Masalahnya, formulasi teoretis untuk merepresentasikan Islam Jawa itu, entah benar-benar sesuai dengan kenyataannya atau tidak, dalam konteks sinkretisme Islam ternyata justru tidak konsisten. Sehingga, usaha untuk membuktikan apakah logika yang tidak konsisten atas Islam Jawa itu sesuai dengan kenyataan yang sebenarnya adalah pekerjaan yang sia-sia belaka.

Ketiga, jika kita menerima kemungkinan lain bahwa perilaku Muslim Jawa pada hakikatnya memang tidak konsisten, tanpa harus mengujinya melalui rumus logika dasar, maka pertanyaan pertama yang harus dijawab dari kemungkinan ini adalah bagaimana menjelaskan secara logis perilaku Muslim Jawa yang tidak konsisten itu? Apa implikasi dari penjelasan ini? Misalnya, bagaimana kita menjelaskan bahwa seorang Muslim Jawa menyembah dan percaya pada keesaan Tuhan di satu sisi, namun di sisi lain ia juga percaya dan mempraktikkan tradisi pra-Islam? Ketika ada personalisasi atas Muslim Jawa melalui figur-figur “imajiner”, seperti abangan, santri, priyayi, Muslim mistis, Muslim sinkretis,Muslim hangat-hangat kuku, atau seorang Jawa yang percaya pada tradisi nenek-moyang meskipun ia Muslim, dan sebagainya, bagaimana personalisasi ini bisa dibuktikan kepada dan melalui orang Islam Jawa itu? Apakah menjadi Islam Jawa pada hakikatnya adalah menjadi Muslim namun tidak terlalu serius atau menjadi orang Jawa namun tidak otentik?

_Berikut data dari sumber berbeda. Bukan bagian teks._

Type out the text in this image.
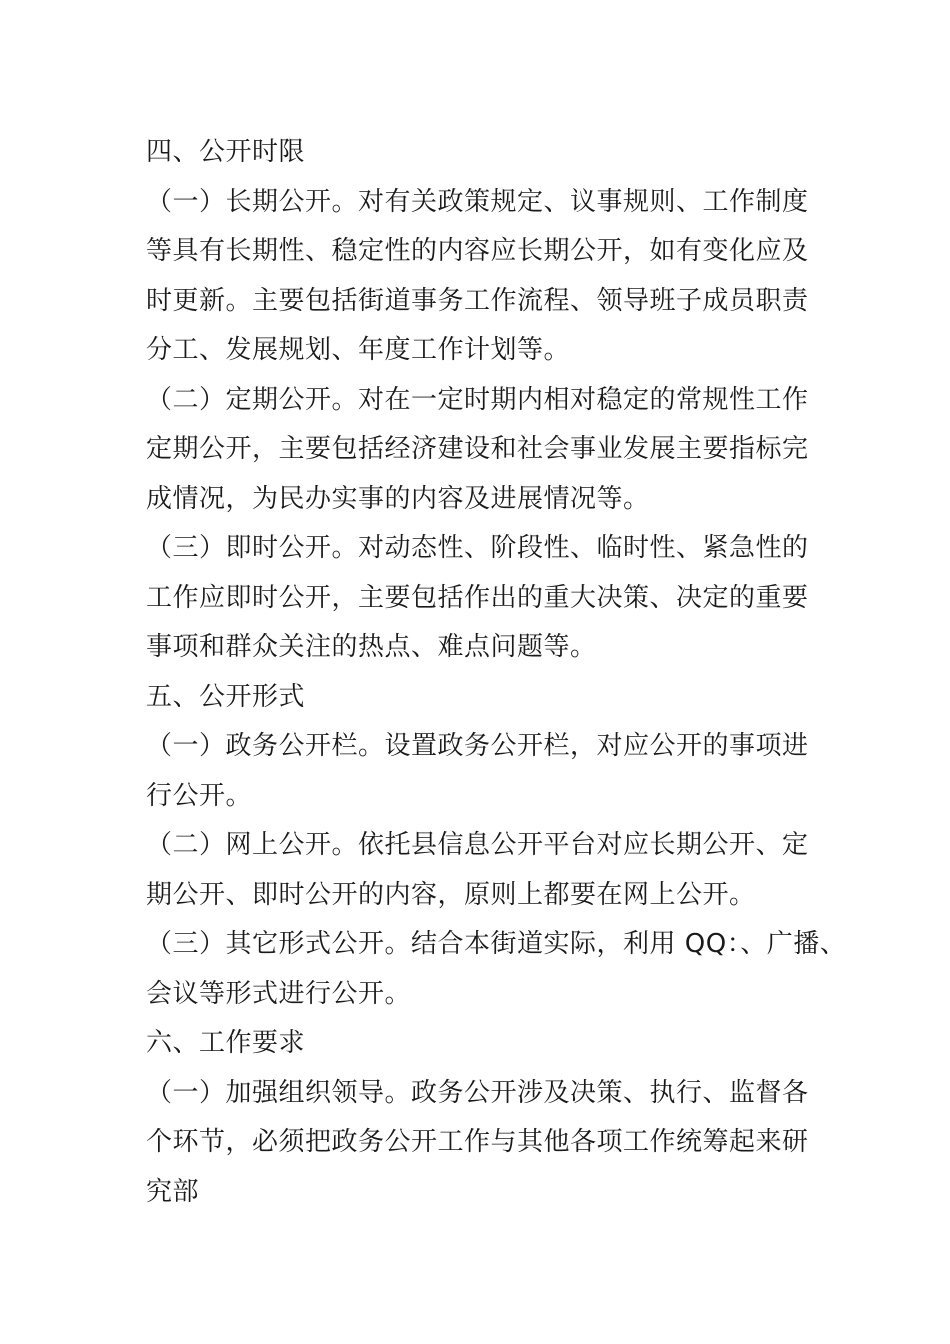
四、公开时限
（一）长期公开。对有关政策规定、议事规则、工作制度
等具有长期性、稳定性的内容应长期公开，如有变化应及
时更新。主要包括街道事务工作流程、领导班子成员职责
分工、发展规划、年度工作计划等。
（二）定期公开。对在一定时期内相对稳定的常规性工作
定期公开，主要包括经济建设和社会事业发展主要指标完
成情况，为民办实事的内容及进展情况等。
（三）即时公开。对动态性、阶段性、临时性、紧急性的
工作应即时公开，主要包括作出的重大决策、决定的重要
事项和群众关注的热点、难点问题等。
五、公开形式
（一）政务公开栏。设置政务公开栏，对应公开的事项进
行公开。
（二）网上公开。依托县信息公开平台对应长期公开、定
期公开、即时公开的内容，原则上都要在网上公开。
（三）其它形式公开。结合本街道实际，利用 QQ：、广播、
会议等形式进行公开。
六、工作要求
（一）加强组织领导。政务公开涉及决策、执行、监督各
个环节，必须把政务公开工作与其他各项工作统筹起来研
究部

Keempat, perlu diingat bahwa di Jawa ini kita sedang berhadapan dengan kenyataan demografis yang tidak sederhana; sekelompok orang dalam jumlah yang sangat besar dan beragam, yang terdiri dari Muslim Jawa kelas atas, kelas menengah, atau kelas bawah; Muslim Jawa yang terdidik, tidak terlalu terdidik, atau sama sekali tidak terdidik; Muslim Jawa imigran, blasteran-diasporik, atau pribumi. Laporan dari Hefner (2011: 71) menunjukkan bahwa pada pertengahan abad 20, Muslim abangan menduduki 2/3 dari seluruh populasi Jawa. Ketika mendiskusikan mystic synthesis, Ricklefs juga melaporkan bahwa populasi kaum abangan pada saat itu termasuk yang sangat banyak (tanpa menyebutkan berapa estimasi angkanya) dalam sejarah, dan ia juga menegaskan ‘dengan nada yang sedikit mengeluh’ bahwa betapa sulitnya terlibat dalam perhitungan jumlah santri versus abangan di Jawa (Ricklefs, 2012: 81-86). Fakta demografis ini menunjukkan bahwa otentisitas dan figur ‘terbaik’ dari seorang Muslim Jawa ternyata masih perlu dipertanyakan lebih jauh. Transisi dari Majapahit-Hindu ke Demak-Islam lalu Sinkretis-Mataram telah melalui sekian puluh abad lamanya, sehingga konversi dari seorang priyayi menjadi abangan lalu menjadi santri, atau sebaliknya, memang terlalu riskan untuk digeneralisasi; ini belum dihitung dengan rezim politik negara seperti Orde Baru yang melalui kebijakan-kebijakannya soal anti-atheis-komunis, turut menuntukan seperti apa figur ‘otentik’ dari Muslim Jawa itu.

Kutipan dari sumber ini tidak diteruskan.